Lihat juga:Vivo Rilis Detail V1 Imaging Chip yang Dirancang Sendiri

Namun, bagi fotografer jalanan, smartphone menawarkan keunggulan utama. Di masa lalu, kamera profesional besar yang menampilkan lensa telefoto biasanya memiliki efek samping yang tidak menyenangkan, yaitu meneror siapa pun yang coba ditangkap oleh fotografer. Sekarang, hubungan fotografer-subjek telah didekonstruksi.

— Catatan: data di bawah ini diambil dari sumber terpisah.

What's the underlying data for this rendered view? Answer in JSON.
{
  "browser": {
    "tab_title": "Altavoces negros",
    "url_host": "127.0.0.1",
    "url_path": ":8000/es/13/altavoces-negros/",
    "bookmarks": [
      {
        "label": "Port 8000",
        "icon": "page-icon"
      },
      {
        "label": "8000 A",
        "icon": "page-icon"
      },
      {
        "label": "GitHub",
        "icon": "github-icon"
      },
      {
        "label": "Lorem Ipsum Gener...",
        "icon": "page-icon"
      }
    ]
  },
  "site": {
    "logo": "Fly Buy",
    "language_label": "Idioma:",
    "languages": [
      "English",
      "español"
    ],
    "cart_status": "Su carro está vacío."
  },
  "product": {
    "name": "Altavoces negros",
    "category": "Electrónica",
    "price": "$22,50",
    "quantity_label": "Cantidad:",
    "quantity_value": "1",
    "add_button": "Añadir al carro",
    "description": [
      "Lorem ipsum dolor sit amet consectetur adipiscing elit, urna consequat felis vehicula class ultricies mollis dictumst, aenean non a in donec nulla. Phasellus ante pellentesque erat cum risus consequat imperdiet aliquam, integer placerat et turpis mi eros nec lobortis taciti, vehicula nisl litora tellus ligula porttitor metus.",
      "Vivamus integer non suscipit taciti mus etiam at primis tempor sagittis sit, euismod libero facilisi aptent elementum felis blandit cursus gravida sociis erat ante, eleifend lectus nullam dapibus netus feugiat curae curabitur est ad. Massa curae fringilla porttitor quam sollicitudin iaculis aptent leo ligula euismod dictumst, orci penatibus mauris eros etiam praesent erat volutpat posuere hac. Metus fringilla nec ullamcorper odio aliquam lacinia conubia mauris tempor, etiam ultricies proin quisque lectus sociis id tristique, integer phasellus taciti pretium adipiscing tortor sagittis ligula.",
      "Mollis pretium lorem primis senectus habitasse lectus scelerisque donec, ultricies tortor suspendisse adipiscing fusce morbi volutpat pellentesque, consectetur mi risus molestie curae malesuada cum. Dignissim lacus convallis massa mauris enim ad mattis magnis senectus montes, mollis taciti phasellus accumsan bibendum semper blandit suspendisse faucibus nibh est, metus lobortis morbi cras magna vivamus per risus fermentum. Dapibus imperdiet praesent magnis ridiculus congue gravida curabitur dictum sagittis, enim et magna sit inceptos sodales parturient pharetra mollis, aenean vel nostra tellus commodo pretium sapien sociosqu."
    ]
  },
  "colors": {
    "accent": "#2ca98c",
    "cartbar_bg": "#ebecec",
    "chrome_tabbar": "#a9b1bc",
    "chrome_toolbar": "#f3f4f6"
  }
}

“Hal hebat tentang smartphone ini adalah Anda tidak merasa sebagai ancaman,” kata Parr. “Mereka dilahirkan tanpa ancaman karena semua orang memilikinya.”

Meskipun perubahan teknologi baru-baru ini telah membawa berbagai tantangan dan dampak buruk pada industri, ini mungkin menjadi alasan mengapa ia merangkul smartphone. Fotografi, yang oleh Mr. Parr disebut sebagai “bentuk seni demokratis yang hebat,” menghadapi lebih sedikit hambatan dalam merekam pengalaman manusia daripada sebelumnya.